Can I Borrow Your E-Book?: A Brief Discussion of Controlled Digital Lending
Perhaps lost in all of the commentary and handwringing over AI and what to do with the works it creates is how we care for copies of human-authored works. The concept of controlled digital lending (or CDL) raises significant questions for publishers, authors, and readers, particularly when it comes to the scope of the exclusive rights of reproduction and distribution granted to owners by the Copyright Act. CDL refers to digitizing a print book and lending the digital copy in place of the physical book.
Under Section 106 of the United States Copyright Act, a copyright owner has exclusive rights to reproduce and distribute its copyrighted works. By its nature, CDL implicates both rights – it requires scanning and creating a new digital file (i.e., reproducing the work) and then distributing that digital file.
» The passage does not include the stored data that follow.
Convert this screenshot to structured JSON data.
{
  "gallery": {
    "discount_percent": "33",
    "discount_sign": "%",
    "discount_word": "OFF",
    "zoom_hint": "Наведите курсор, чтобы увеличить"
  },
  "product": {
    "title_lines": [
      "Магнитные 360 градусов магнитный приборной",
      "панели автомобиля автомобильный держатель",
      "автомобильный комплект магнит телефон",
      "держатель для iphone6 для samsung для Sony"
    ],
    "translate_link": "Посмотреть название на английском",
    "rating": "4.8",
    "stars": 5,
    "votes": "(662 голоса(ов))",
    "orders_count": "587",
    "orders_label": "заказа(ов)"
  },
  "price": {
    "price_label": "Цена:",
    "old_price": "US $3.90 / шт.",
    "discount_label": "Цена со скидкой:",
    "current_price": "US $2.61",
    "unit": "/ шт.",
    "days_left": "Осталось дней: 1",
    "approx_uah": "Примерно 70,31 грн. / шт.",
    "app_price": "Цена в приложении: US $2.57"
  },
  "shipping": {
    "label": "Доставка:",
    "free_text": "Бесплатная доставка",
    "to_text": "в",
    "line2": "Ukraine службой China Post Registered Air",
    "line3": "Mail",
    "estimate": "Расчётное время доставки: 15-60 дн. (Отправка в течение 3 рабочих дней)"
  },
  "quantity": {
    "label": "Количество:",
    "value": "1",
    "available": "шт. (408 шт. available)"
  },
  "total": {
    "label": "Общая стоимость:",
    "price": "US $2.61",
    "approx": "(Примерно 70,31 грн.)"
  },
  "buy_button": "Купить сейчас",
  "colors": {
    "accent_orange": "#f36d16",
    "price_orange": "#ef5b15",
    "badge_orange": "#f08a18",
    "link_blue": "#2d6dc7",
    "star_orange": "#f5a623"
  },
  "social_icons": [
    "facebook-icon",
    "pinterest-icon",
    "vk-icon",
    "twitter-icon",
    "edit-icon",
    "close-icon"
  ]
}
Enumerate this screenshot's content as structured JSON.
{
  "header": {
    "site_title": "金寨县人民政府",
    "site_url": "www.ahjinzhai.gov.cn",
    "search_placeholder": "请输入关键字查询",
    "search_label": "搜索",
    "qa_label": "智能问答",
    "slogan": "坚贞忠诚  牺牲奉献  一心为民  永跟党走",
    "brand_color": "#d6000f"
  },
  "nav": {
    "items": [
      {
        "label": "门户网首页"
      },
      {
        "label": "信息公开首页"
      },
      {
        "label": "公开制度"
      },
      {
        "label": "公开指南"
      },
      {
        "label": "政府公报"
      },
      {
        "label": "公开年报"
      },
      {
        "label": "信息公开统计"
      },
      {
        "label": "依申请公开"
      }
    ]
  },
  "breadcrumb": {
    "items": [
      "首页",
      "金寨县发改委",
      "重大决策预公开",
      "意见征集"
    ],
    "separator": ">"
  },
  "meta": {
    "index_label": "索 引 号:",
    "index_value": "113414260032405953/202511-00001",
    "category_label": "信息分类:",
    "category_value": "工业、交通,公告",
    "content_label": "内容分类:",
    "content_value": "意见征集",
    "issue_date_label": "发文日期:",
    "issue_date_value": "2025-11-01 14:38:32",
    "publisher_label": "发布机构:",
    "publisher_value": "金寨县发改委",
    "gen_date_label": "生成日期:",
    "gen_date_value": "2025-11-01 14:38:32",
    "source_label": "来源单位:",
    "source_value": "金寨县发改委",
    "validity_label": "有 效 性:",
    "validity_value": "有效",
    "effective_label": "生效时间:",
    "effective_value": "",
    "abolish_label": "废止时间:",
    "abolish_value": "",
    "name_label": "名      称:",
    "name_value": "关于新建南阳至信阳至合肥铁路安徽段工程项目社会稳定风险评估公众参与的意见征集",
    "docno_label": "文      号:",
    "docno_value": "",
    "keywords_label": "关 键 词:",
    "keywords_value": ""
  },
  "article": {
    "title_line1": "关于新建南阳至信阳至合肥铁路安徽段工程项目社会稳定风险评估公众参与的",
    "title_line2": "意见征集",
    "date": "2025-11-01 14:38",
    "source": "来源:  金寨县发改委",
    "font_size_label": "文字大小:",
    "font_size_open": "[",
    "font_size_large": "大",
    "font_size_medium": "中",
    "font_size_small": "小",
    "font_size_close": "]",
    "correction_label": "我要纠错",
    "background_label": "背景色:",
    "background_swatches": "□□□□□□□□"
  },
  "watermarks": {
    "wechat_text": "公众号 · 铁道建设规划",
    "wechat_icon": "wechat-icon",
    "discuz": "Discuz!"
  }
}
Without a statutory exception in the Copyright Act or a successful fair use defense, these acts constitute an infringement of the copyright owner’s rights.
Section 108 of the Act contains one such exception, but only in narrow circumstances. It allows libraries to reproduce copyrighted works for archival purposes under a variety of strict restrictions. Of course, the Copyright Act was passed in 1976 in a print-centric world. The Copyright Office has held a “longstanding belief that section 108 needs to be updated so that libraries, archives, and museums have a robust, comprehensible, and balanced set of exceptions in order to fulfill their missions.” This disconnect between Section 108’s analog‑era limits and the digital realities of modern library practice is precisely where the debate over CDL now sits.
In 2024, the Second Circuit rejected CDL as fair use in Hachette Book Group, Inc. v. Internet Archive. The court answered “no” to the question presented: “[I]s it ‘fair use’ for a nonprofit organization to scan copyright-protected print books in their entirety and distribute those digital copies online, in full, for free, subject to a one-to-one owned-to-loaned ratio between its print copies and the digital copies it makes available at any given time, all without authorization from the copyright-holding publishers or authors?” The Second Circuit held that all four fair use factors favored the publishers who brought the lawsuit.
The Second Circuit’s rejection of CDL as fair use removes perhaps the only legal theory that could allow libraries to provide controlled digital access to materials they already own. With fair use foreclosed, libraries cannot rely on Section 108 to fill the gap because that exception was not designed to authorize digital lending.
For publishers, CDL represents a threat to the e-book licensing market, because they see market harm to the model of licensing electronic versions of books and the control they exert over digital distribution. They believe that scanning a physical book into a digital file is an improper market substitution that allows a library to bypass the licensing mechanisms established by the publishers for electronic books.
Libraries, however, take a different view. Their goal is to provide their patrons with stable access to their collections. They are concerned that a licensing model introduces uncertainty, because licenses can be revoked or expire, they come with potential restrictions on use that do not exist with print copies, and the pricing can fluctuate. CDL, therefore, is a way for libraries to serve their mission in a digital environment without having to worry about fragile licensing arrangements.
The collision of CDL, the limitations of Section 108, the Second Circuit’s fair use ruling, and the new digital markets that did not exist when the Copyright Act was enacted mean that the existing framework is not working for either publishers or libraries. To resolve these issues, either Congress will need to step into the void or the various stakeholders will need to reach an agreement on their own terms.